Sunday, March 20, 2011

More about where we are with solar power

Up to now, the peak time of electrical generation for our system has been roughly between midday and 3pm, when the sun is shining directly onto the panels. Increasingly over the last few weeks, as the sun has got higher in the sky, the solar panels have been reaching their "peak" earlier in the day. The peak on a sunny day corresponds to an output of between 1500 and 1800 W, though we have measured outputs close to the maximum output possible of the inverter (2000W). The power tends to drop off after around 3pm, as the sun gets close to the treeline behind the house. Again, this should get better as the sun gets higher in the sky.

The most effective way of using the generated power would be for us to use as much of it as possible. We are paid (3p per unit!) for half the units we generate anyway, regardless of how much (or little) goes back into the grid, so we might as well use what we can.

Our house seems to have several "modes" of using power, and none of them really fit with the output of the solar system. During the day, the house tends to tick over at somewhere between 300W and 500W, assuming nothing much is happening. At night, once lights go on, it tends to sit between about 600W and 800W - though there's not much the solar system can do about that. As soon as appliances are on, this increases - but appliances rarely draw power continually, even if they need quite a lot. The kettle, for example, uses around 3kW - but only runs for a couple of minutes. The washing machine, ovens, the iron and so on can draw around 2000W, but not for the whole time they are on. The electric shower is by far the most demanding electrical thing in the house, but it's not used a large fraction of the time (fortunately!!).

So assuming the solar system is producing a healthy output, even having appliances on is not likely to consistently use all of its output. Unless a load of things are on at the same time, a significant amount of the power is likely to end up going into the grid.

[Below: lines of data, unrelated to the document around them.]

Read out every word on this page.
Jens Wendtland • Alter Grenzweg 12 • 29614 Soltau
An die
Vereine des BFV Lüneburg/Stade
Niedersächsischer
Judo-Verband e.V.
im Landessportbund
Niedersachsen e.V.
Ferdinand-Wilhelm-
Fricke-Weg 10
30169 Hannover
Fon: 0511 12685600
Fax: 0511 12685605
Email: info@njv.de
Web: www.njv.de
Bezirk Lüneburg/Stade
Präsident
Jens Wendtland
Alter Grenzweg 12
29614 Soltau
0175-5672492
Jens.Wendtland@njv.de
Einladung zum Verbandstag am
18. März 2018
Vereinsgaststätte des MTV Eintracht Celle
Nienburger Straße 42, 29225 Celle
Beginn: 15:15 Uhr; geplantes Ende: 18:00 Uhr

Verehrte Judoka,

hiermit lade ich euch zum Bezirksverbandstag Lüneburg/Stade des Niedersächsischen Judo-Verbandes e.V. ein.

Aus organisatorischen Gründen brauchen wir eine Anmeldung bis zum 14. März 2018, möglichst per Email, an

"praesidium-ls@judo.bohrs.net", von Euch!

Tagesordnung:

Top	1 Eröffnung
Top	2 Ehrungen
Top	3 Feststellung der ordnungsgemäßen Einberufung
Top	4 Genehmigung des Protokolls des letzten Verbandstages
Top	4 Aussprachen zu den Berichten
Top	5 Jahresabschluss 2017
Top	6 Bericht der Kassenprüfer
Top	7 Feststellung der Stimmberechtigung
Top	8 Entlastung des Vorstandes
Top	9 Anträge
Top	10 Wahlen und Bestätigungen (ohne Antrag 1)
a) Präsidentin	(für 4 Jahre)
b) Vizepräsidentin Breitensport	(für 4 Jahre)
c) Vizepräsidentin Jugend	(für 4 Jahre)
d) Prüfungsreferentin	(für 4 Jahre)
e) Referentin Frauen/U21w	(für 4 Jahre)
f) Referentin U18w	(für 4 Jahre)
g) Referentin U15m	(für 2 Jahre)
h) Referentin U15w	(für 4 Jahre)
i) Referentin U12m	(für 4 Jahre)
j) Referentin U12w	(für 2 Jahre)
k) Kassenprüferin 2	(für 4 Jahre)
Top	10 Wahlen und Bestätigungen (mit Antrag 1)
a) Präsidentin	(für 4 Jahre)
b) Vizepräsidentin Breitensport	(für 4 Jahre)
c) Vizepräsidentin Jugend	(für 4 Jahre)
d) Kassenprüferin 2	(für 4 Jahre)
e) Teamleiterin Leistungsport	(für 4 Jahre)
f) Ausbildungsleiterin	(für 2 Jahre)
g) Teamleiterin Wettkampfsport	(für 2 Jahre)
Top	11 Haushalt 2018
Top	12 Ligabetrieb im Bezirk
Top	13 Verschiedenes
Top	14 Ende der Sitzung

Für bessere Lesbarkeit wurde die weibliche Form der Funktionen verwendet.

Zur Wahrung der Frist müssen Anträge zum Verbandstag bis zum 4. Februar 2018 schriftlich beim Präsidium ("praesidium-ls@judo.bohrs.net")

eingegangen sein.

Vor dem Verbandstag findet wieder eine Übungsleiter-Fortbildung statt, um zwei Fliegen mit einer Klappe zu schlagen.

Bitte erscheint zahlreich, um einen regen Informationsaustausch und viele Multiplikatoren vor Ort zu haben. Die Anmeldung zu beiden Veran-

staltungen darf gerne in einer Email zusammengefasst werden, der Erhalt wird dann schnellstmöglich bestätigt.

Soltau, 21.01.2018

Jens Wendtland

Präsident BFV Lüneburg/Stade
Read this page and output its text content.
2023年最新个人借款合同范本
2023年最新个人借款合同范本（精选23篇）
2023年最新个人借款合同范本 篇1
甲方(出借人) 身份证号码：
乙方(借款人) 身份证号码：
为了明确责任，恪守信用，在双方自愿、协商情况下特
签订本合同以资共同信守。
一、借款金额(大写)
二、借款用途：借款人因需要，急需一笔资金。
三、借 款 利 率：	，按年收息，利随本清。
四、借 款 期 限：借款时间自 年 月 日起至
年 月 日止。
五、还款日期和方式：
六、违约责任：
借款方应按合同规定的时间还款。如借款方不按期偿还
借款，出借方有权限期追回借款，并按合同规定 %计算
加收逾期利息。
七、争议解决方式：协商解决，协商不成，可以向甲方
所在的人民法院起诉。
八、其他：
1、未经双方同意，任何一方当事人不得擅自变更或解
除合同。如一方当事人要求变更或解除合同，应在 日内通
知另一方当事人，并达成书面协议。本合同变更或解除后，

However, on even a reasonably bright day, within three months of the summer solstice, the solar system seems to be able to cover the bulk of the "background" power use from say around 10am to 3pm - 1.5-2 units, and perhaps some of the use of appliances during the day. So we are trying to shift our behaviour - to put the dishwasher on after breakfast, to delay the washing machine and dryer to later in the day, or run it at weekends. The difficulty of managing our electricity usage to get the most out of the solar system during the daytime highlights how significant the feed-in tariff is in making the cost of the system bearable. Micro-generation of electrical power is an asset, however small, for the country as a whole. Whether it is worth 41p a unit is debatable, but without the FIT encouraging the take-up of such schemes, it would be hard for a person to justify its take up in economic terms.

The new option of a domestic fuel cell is potentially very interesting. This adjusts its supply of electricity to match demand - day or night - and when it can't supply enough, the grid supplies the shortfall. The grid will get a lot less from this form of micro-generation - but the proportion of a household's electricity that it is likely to cover would be substantially higher.